Let $(R,\mathfrak m,k)$ be a complete local Cohen-Macaulay ring of dimension $1$. The type of $R$ is then given by $\dim_k \text{Ext}^1_R(k,R)=\mu(\omega)$, where $\omega$ is the canonical module of $R$.
My question is: If $R$ has minimal multiplicity (i.e. $\mathfrak m^2=x\mathfrak m$ for some $x\in\mathfrak m$ i.e. $e(R)=\mu(\mathfrak m)$ ) and the type of $R$ equals $\mu(\mathfrak m)-1$, then is it true that $R$ must be Gorenstein?
No, it is not true. It is possible to construct several examples using numerical semigroups. A numerical semigroup $S$ is simply a submonoid of $\mathbb{N}$ such that $\mathbb{N}\setminus S$ is finite. It is easy to see that every numerical semigroup has a unique minimal system of generators, which is finite. In this case I write $S=\langle s_1, \dots, s_\mu\rangle=\{\lambda_1 s_1 + \dots +\lambda_\mu s_\mu \mid \lambda_1, \dots, \lambda_\mu \in \mathbb N\}$.
Consider the ring $k[[S]]=k[[t^{s_1}, \dots, t^{s_\mu}]] \subseteq k[[t]]$, where $k$ is a field and $t$ is an indeterminate. This is a complete local Cohen-Macaulay ring of dimension one (it is indeed a domain).

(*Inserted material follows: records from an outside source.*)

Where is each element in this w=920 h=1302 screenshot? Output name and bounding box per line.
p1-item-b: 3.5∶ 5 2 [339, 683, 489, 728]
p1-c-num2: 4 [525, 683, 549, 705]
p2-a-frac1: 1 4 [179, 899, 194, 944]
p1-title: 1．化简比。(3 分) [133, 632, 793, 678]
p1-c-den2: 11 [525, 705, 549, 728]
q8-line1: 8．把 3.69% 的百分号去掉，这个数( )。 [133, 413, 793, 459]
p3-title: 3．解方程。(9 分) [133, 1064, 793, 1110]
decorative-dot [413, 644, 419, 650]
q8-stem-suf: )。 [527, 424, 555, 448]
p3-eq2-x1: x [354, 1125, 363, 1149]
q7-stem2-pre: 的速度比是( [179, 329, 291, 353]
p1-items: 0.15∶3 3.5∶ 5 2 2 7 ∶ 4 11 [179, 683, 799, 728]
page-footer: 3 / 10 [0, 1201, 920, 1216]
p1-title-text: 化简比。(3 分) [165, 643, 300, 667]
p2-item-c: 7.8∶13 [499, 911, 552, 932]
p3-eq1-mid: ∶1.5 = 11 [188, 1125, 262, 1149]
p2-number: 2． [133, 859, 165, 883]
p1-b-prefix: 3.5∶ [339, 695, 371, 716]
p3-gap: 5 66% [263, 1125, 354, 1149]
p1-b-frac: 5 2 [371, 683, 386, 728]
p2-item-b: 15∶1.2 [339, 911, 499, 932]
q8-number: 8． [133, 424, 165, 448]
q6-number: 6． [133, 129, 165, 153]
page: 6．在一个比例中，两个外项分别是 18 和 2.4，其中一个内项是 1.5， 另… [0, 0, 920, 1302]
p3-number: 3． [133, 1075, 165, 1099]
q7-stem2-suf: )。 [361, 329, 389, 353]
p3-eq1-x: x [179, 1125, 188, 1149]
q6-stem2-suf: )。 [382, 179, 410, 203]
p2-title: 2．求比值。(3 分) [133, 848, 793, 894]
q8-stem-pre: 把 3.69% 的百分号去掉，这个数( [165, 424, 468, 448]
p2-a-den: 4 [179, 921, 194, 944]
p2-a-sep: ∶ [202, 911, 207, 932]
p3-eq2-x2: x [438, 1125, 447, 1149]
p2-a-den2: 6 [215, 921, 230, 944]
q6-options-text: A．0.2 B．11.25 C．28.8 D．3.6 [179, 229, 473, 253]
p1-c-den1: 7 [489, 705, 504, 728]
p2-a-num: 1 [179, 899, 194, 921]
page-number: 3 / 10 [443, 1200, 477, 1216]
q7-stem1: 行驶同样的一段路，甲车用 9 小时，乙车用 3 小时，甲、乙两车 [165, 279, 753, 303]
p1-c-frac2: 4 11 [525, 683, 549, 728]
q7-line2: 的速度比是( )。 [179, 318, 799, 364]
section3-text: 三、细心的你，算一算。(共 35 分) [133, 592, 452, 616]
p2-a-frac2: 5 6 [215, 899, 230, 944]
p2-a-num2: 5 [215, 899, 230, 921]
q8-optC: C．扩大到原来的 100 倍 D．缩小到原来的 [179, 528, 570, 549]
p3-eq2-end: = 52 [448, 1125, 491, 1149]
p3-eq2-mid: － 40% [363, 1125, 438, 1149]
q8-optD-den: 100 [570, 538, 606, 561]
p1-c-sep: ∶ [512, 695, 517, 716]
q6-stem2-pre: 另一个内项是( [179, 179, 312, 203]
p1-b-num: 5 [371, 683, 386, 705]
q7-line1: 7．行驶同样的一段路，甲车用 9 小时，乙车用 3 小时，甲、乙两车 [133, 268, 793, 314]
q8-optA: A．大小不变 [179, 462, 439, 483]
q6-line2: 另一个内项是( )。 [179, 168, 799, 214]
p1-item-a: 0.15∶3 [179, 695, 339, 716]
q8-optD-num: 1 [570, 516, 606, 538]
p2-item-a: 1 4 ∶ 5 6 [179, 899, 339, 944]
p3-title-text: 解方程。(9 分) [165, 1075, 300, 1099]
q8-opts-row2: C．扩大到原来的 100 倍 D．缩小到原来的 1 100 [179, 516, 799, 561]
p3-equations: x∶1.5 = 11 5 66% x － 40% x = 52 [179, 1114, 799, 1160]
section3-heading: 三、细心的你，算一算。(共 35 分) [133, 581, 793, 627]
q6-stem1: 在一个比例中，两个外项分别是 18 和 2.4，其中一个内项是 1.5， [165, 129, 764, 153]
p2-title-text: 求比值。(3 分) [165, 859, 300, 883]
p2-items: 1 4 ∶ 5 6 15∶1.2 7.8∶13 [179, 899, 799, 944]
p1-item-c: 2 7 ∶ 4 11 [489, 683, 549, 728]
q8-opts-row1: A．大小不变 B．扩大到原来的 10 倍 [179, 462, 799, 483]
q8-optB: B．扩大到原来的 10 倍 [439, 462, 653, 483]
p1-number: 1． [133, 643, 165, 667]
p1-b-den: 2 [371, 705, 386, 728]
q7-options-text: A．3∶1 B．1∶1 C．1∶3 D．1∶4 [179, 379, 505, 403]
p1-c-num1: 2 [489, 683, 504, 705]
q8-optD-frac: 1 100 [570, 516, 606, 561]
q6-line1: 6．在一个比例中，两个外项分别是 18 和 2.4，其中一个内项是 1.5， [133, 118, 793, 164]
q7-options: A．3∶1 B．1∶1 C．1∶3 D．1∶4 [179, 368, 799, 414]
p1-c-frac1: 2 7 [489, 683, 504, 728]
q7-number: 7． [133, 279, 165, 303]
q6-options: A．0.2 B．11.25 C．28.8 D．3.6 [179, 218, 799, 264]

It is well known that in these rings the multiplicity equals the smallest non-zero element of $S$, while the embedding dimension is equal to the number of minimal generators, which is $\mu$ for us. Moreover, if $k[[S]]$ has minimal multiplicity, then the type is always $\mu-1$. Hence, every $S$ with at least three minimal generators and such that $k[[S]]$ has minimal multiplicity is a counterxample to your question.
For instance, for every $n \geq 3$ the ring $k[[t^n, t^{n+1}, \dots, t^{2n-1}]]$ has multiplicity and embedding dimension equal to $n$, whereas its type is $n-1 > 1$, and then it is not Gorenstein.